Carol and the District Attorney stared at each other for a full minute before she turned on her heel and went back to her cubicle. The file cabinet was empty and both her phone and computer had been replaced. Carol sat down and stared at a cartoon she had taped to the frosted glass of her partition four years earlier. It showed a court reporter typing furiously as a witness and lawyer screamed at each other, the judge pounded her gavel, the defendant stood shouting at the witness, the defendant’s lawyer yelled at him, and two jurors bellowed at each other on the verge of a violent confrontation. A woman behind the court reporter was saying to a friend, “She’s a good writer but her plots aren’t very believable.”
The underground mall ended at a ventilator grill between the landscaping and the Civic Center. Coyne had brought a crowbar. The boys found themselves standing with a small press contingent bristling with vid cameras and parabolic mikes. Local reporters shouted questions at the mayor and his Japanese advisor as they descended the stairs to the idling limousine. Val was within twenty feet of the VIPs. The ventilator grill was open and waiting twenty feet behind him. The security people ignored the previously searched press group and concentrated on watching the buildings and the crowd being held back across the little plaza.

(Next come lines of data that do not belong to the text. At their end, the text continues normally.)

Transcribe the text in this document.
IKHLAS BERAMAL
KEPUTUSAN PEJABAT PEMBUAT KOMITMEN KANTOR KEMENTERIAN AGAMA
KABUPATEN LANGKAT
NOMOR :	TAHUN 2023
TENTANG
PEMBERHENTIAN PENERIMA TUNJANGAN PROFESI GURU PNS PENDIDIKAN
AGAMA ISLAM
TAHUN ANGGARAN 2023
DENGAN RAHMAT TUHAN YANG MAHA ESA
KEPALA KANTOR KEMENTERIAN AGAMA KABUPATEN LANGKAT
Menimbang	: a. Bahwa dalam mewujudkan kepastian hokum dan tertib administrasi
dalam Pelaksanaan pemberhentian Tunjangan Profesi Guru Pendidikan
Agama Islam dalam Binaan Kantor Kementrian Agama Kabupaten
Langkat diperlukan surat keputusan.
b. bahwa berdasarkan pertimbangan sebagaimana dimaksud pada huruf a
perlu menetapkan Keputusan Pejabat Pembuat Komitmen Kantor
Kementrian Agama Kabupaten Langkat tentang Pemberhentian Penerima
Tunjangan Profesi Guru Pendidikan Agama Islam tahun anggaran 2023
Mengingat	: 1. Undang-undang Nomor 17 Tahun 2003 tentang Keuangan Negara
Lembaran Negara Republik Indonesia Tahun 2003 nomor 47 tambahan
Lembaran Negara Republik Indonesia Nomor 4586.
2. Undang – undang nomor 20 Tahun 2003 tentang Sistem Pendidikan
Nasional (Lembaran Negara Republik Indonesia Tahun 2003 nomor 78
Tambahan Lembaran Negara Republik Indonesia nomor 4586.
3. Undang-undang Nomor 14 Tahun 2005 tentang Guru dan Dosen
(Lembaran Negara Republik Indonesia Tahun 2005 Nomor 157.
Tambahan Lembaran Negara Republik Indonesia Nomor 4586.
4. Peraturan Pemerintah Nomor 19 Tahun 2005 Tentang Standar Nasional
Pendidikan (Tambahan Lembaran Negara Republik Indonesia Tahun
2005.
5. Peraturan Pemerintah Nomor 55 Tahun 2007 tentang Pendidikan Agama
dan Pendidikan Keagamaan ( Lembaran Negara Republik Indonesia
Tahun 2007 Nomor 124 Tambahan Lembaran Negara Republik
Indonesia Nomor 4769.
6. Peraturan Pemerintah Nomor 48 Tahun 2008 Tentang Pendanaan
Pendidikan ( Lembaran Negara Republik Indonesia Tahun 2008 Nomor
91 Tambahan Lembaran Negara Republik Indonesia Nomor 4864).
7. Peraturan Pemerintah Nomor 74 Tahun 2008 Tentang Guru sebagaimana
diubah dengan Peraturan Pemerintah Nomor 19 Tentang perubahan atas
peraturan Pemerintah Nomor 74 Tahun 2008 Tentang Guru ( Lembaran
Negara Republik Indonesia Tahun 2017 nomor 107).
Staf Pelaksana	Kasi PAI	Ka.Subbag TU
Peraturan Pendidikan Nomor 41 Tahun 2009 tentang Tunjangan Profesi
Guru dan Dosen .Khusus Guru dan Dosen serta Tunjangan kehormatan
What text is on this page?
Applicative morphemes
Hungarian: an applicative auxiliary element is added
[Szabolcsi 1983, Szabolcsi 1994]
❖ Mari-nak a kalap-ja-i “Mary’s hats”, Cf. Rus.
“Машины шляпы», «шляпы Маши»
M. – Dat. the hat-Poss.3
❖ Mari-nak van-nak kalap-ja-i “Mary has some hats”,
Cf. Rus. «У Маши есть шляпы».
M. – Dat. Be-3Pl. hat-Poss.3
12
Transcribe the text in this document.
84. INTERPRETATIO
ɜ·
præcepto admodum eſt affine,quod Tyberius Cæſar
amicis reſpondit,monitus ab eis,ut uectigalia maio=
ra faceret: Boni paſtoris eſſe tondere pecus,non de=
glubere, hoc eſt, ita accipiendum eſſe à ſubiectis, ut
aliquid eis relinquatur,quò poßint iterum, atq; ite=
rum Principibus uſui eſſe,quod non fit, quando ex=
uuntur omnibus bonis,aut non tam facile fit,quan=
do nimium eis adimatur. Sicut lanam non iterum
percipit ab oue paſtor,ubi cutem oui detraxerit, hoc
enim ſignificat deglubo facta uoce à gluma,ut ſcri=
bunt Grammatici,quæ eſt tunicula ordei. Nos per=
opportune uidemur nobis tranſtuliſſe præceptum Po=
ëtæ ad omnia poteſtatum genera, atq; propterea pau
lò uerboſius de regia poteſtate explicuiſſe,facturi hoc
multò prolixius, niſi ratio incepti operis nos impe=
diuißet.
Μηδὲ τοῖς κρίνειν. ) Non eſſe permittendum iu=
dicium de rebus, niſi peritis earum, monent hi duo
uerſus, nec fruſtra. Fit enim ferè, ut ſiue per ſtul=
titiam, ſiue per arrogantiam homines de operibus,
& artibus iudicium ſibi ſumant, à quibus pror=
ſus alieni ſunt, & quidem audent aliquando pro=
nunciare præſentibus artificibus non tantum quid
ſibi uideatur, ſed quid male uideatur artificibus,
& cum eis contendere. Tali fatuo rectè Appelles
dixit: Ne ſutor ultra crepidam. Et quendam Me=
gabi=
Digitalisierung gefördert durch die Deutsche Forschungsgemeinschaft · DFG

“Do it,” said Coyne. “Now.”
Val took the pistol and cocked it.
The mayor paused just long enough to answer a shouted question and then wave at someone in the Civic Center doorway. Obeying protocol, Mr. Morozumi waited by the open limousine door for the mayor to finish.
Val raised the pistol. It was less then fifteen feet to the Japanese man’s head. The pistol barrel was just one more lens thrust toward the small knot of VIPs. Val was not aware of Coyne, Sully, and Gene D. sliding away and disappearing down the open grill.
Robert had almost not been able to pull himself up out of the o
pening. He thought that all of his strength was gone by the time he stood up, brushing rust and dead leaves from his pants, but then he saw Val, saw the gun, saw that he was closer to the target than to his grandson, and then Robert ran forward immediately, without thinking, without hesitating an instant.
Val pulled the trigger. Nothing happened. He blinked and then clicked the safety off. He had just raised the pistol again when one of the cameramen near him shouted, “Hey!”
Robert ran full tilt at the black limousine. To put his body between Val and the mayor he would have to jump up and over the right rear of the trunk. He did so, forgetting his age, forgetting his arthritis, forgetting everything except the imperative to be there before the boy pulled the trigger again.
Val saw his grandfather at the last second and could not believe it as the old man vaulted to the trunk of the limo, skidded across it, and landed on his feet between the mayor and Mr. Morozumi. Security men leaped on Mr. Morozumi, pushing him down. The mayor stood alone, mouth still open to answer a question.
I made it! thought Robert knowing that he was between Val and the mayor, knowing that any bullet meant for the other man would have to go through him. This time I made…
Two of the Japanese security agents crouched, braced their weapons, and shot Robert from a distance of fifteen feet. At almost the same instant, a third security man raked automatic weapons fire across the press gallery. Val and three cameramen went down.
The mayor and Mr. Morozumi were pushed into the limo and rushed away before the watching crowd had time to begin screaming. Neither the mayor nor his advisor was hurt.
Val’s body was taken to the police morgue but Carol was allowed to visit her father.
“He won’t know you’re here,” said the doctor. His voice was disinterested. “The neurological damage is too great. There is some brain activity, but it is very limited. I’m afraid that it is just a matter of how long the life support can keep things up. Hours perhaps. Days at the most.”
Carol nodded and sat down in the chair next to the bed. She did not touch his hand. The room was illuminated just by the electronic monitors.